In that sense, I’ve created four additional dataframes
#Fatalities and injuries
mainfatalities<-arrange(stormsummary, desc(allfatalities))[1:10 ,]
maininjuries<-arrange(stormsummary, desc(allinjuries))[1:10,]
#Property and crop damage
mainpropdamage<-arrange(stormsummary, desc(allpropdmg))[1:10,]
maincropdamage<-arrange(stormsummary, desc(allcropdmg))[1:10,]
I’ve prepared an analysis comparing injuries and damages in terms of occurrence and the economic cost of crop and property damages.
par(mfrow=c(1,2), mar=c(7,3,1,1))
First, let’s see the injuries and damages graph and their respective tables
barplot(mainfatalities$allfatalities, names.arg = mainfatalities$EVTYPE, las=2, cex.names = 0.7, cex.axis=0.7, main="fatalities")
select(mainfatalities, EVTYPE, allfatalities)
## Source: local data table [10 x 2]
##
## EVTYPE allfatalities
## (chr) (dbl)
## 1 TORNADO 5636
## 2 HEAT 3138
## 3 FLOOD 1525
## 4 WIND 1240
## 5 LIGHTNING 816
## 6 STORM 633
## 7 RIP CURRENT 368
## 8 AVALANCHE 225
## 9 COLD 223
## 10 RIP CURRENTS 204
barplot(maininjuries$allinjuries, names.arg = maininjuries$EVTYPE, las=2, cex.names = 0.7, cex.axis=0.7, main="injuries")

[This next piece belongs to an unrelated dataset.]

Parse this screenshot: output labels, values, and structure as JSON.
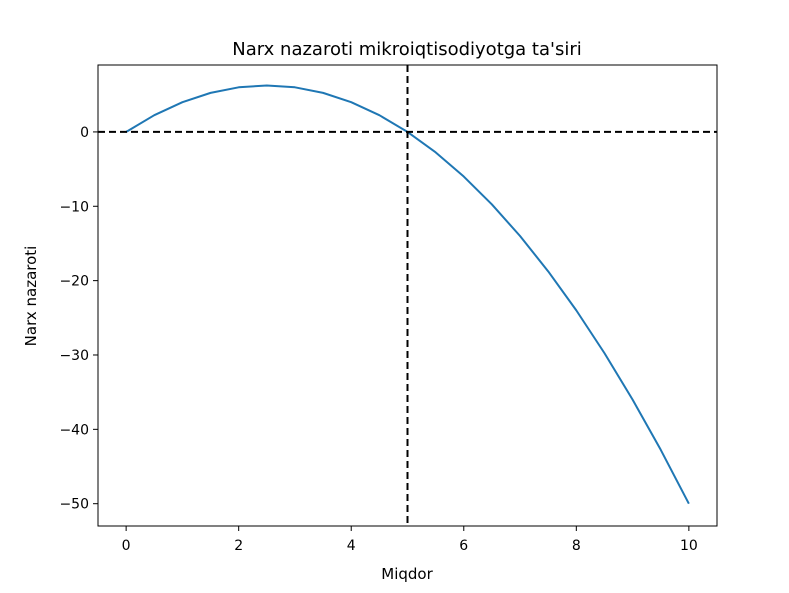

select(maininjuries, EVTYPE, allinjuries)
## Source: local data table [10 x 2]
##
## EVTYPE allinjuries
## (chr) (dbl)
## 1 TORNADO 91407
## 2 HEAT 9224
## 3 WIND 9044
## 4 FLOOD 8602
## 5 STORM 6692
## 6 LIGHTNING 5230
## 7 FIRE 1608
## 8 HAIL 1371
## 9 HURRICANE 1328
## 10 SNOW 1121
Now, let’s see the crop and property cost
barplot(mainpropdamage$allpropdmg, names.arg =mainpropdamage$EVTYPE, las=2, cex.names =0.7, cex.axis = 0.5, main = "Property")
select(mainpropdamage, EVTYPE, allpropdmg)

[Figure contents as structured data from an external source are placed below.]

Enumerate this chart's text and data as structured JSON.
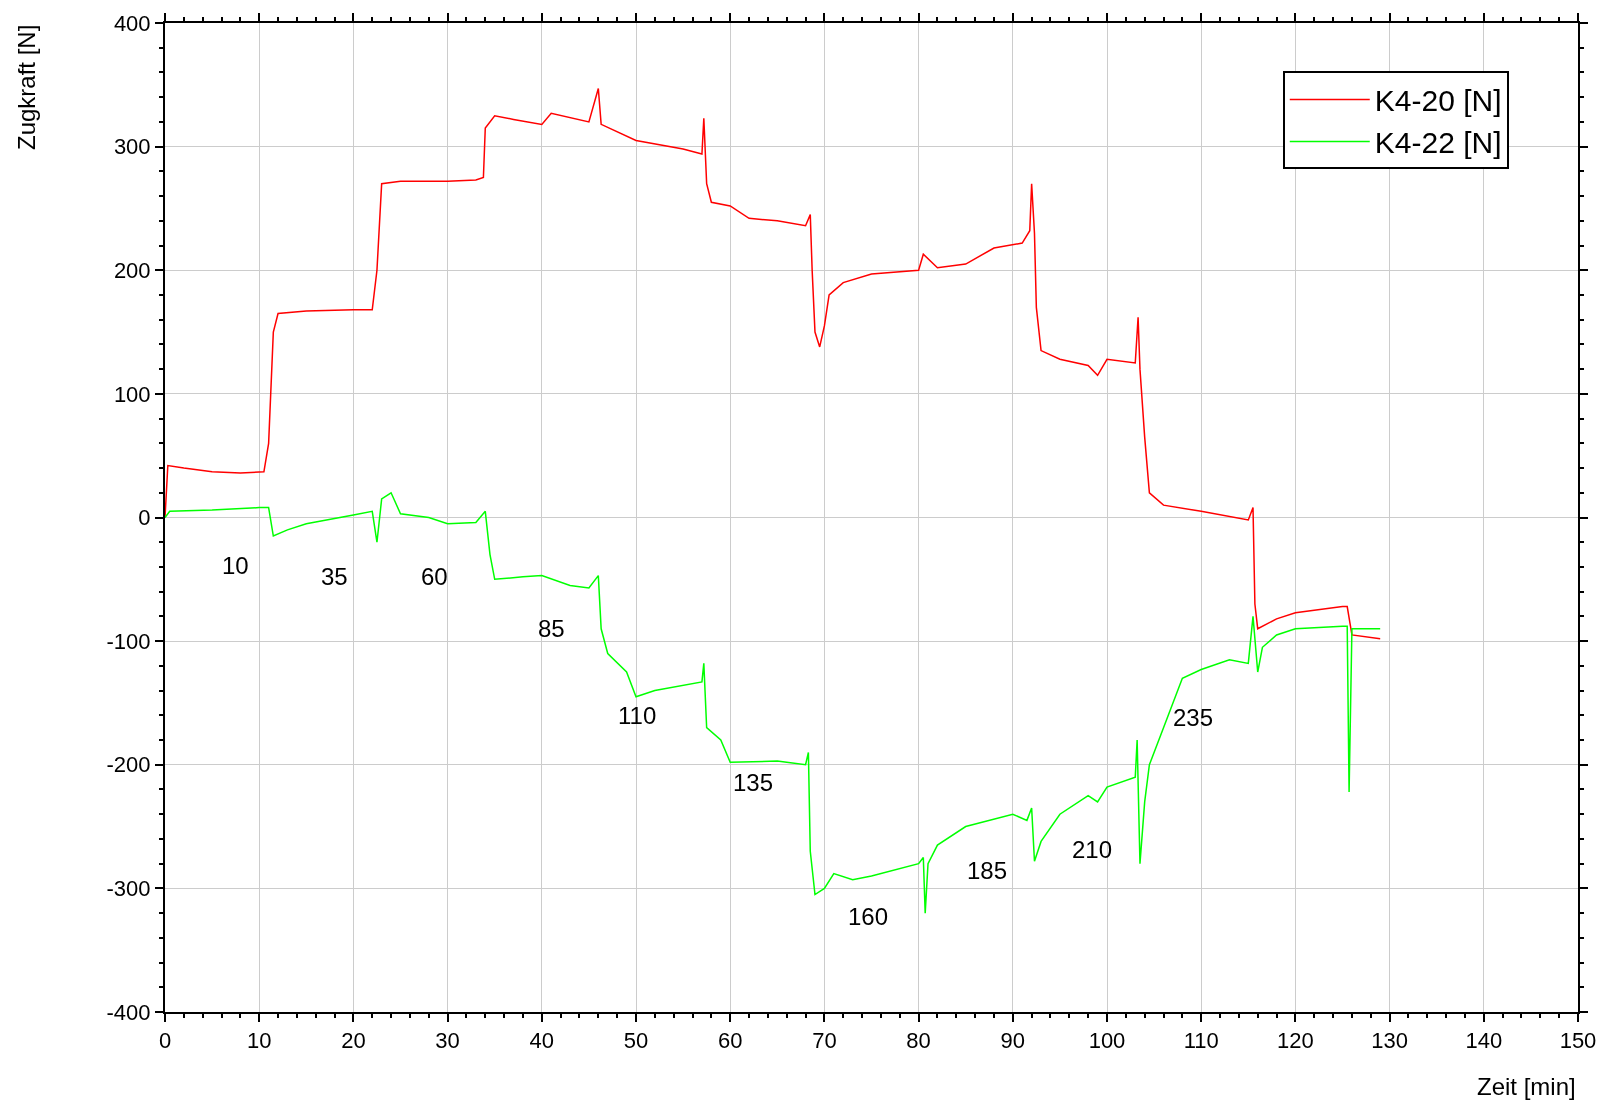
{
  "chart_data": {
    "type": "line",
    "xlabel": "Zeit [min]",
    "ylabel": "Zugkraft [N]",
    "xlim": [
      0,
      150
    ],
    "xticks": [
      0,
      10,
      20,
      30,
      40,
      50,
      60,
      70,
      80,
      90,
      100,
      110,
      120,
      130,
      140,
      150
    ],
    "ylim": [
      -400,
      400
    ],
    "yticks": [
      -400,
      -300,
      -200,
      -100,
      0,
      100,
      200,
      300,
      400
    ],
    "grid": true,
    "legend": "top right",
    "line_style": "solid",
    "marker": "none",
    "series": [
      {
        "name": "K4-20 [N]",
        "color": "#ff0000",
        "x": [
          0,
          0.3,
          2,
          5,
          8,
          10.5,
          11,
          11.5,
          12,
          15,
          20,
          22,
          22.5,
          23,
          25,
          30,
          33,
          33.8,
          34,
          35,
          37,
          40,
          41,
          45,
          46,
          46.3,
          50,
          55,
          57,
          57.2,
          57.5,
          58,
          60,
          62,
          65,
          68,
          68.5,
          68.7,
          69,
          69.5,
          70,
          70.5,
          72,
          75,
          80,
          80.5,
          82,
          85,
          88,
          91,
          91.8,
          92,
          92.3,
          92.5,
          93,
          95,
          98,
          99,
          100,
          103,
          103.3,
          103.5,
          104,
          104.5,
          106,
          110,
          115,
          115.5,
          115.7,
          116,
          118,
          120,
          125,
          125.5,
          126,
          129
        ],
        "values": [
          0,
          42,
          40,
          37,
          36,
          37,
          60,
          150,
          165,
          167,
          168,
          168,
          200,
          270,
          272,
          272,
          273,
          275,
          315,
          325,
          322,
          318,
          327,
          320,
          347,
          318,
          305,
          298,
          294,
          323,
          270,
          255,
          252,
          242,
          240,
          236,
          245,
          200,
          150,
          138,
          155,
          180,
          190,
          197,
          200,
          213,
          202,
          205,
          218,
          222,
          232,
          270,
          230,
          170,
          135,
          128,
          123,
          115,
          128,
          125,
          162,
          120,
          65,
          20,
          10,
          5,
          -2,
          8,
          -70,
          -90,
          -82,
          -77,
          -72,
          -72,
          -95,
          -98
        ]
      },
      {
        "name": "K4-22 [N]",
        "color": "#00ff00",
        "x": [
          0,
          0.5,
          5,
          10,
          11,
          11.5,
          13,
          15,
          20,
          22,
          22.5,
          23,
          24,
          25,
          28,
          30,
          33,
          34,
          34.5,
          35,
          38,
          40,
          43,
          45,
          46,
          46.3,
          47,
          49,
          50,
          52,
          57,
          57.2,
          57.5,
          59,
          60,
          65,
          68,
          68.3,
          68.5,
          69,
          70,
          71,
          73,
          75,
          80,
          80.5,
          80.7,
          81,
          82,
          85,
          90,
          91.5,
          92,
          92.3,
          93,
          95,
          98,
          99,
          100,
          103,
          103.2,
          103.5,
          104,
          104.5,
          106,
          108,
          110,
          113,
          115,
          115.5,
          116,
          116.5,
          118,
          120,
          125,
          125.5,
          125.7,
          126,
          129
        ],
        "values": [
          0,
          5,
          6,
          8,
          8,
          -15,
          -10,
          -5,
          2,
          5,
          -20,
          15,
          20,
          3,
          0,
          -5,
          -4,
          5,
          -30,
          -50,
          -48,
          -47,
          -55,
          -57,
          -47,
          -90,
          -110,
          -125,
          -145,
          -140,
          -133,
          -118,
          -170,
          -180,
          -198,
          -197,
          -200,
          -190,
          -270,
          -305,
          -300,
          -288,
          -293,
          -290,
          -280,
          -275,
          -320,
          -280,
          -265,
          -250,
          -240,
          -245,
          -235,
          -278,
          -262,
          -240,
          -225,
          -230,
          -218,
          -210,
          -180,
          -280,
          -230,
          -200,
          -170,
          -130,
          -123,
          -115,
          -118,
          -80,
          -125,
          -105,
          -95,
          -90,
          -88,
          -88,
          -222,
          -90,
          -90
        ]
      }
    ],
    "annotations": [
      "10",
      "35",
      "60",
      "85",
      "110",
      "135",
      "160",
      "185",
      "210",
      "235"
    ]
  }
}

## Source: local data table [10 x 2]
##
## EVTYPE allpropdmg
## (chr) (dbl)
## 1 TORNADO 3215748.41
## 2 FLOOD 2435606.51
## 3 WIND 1806049.95
## 4 STORM 1613789.63
## 5 HAIL 689069.78
## 6 LIGHTNING 603351.78
## 7 SNOW 150127.16
## 8 FIRE 125223.29
## 9 RAIN 57871.71
## 10 URBAN/SML STREAM FLD 26051.94
barplot(maincropdamage$allcropdmg, names.arg = maincropdamage$EVTYPE, las=2, cex.names = 0.7, cex.axis = 0.5, main="Crop")
select(maincropdamage, EVTYPE, allcropdmg)
## Source: local data table [10 x 2]
##
## EVTYPE allcropdmg
## (chr) (dbl)
## 1 HAIL 581418.36
## 2 FLOOD 364476.73
## 3 WIND 137539.11
## 4 TORNADO 100026.77
## 5 STORM 99430.69
## 6 DROUGHT 33898.62
## 7 COLD 14520.88
## 8 RAIN 12447.30
## 9 HURRICANE 10802.79
## 10 FIRE 9565.74
The analysis shows that “Tornado”" is the event that causes the most injuries and fatalities across United States.
In terms of property damage, “Tornado” impplies the maximum cost. On the other hand, “Hail” represents the highest cost for crops.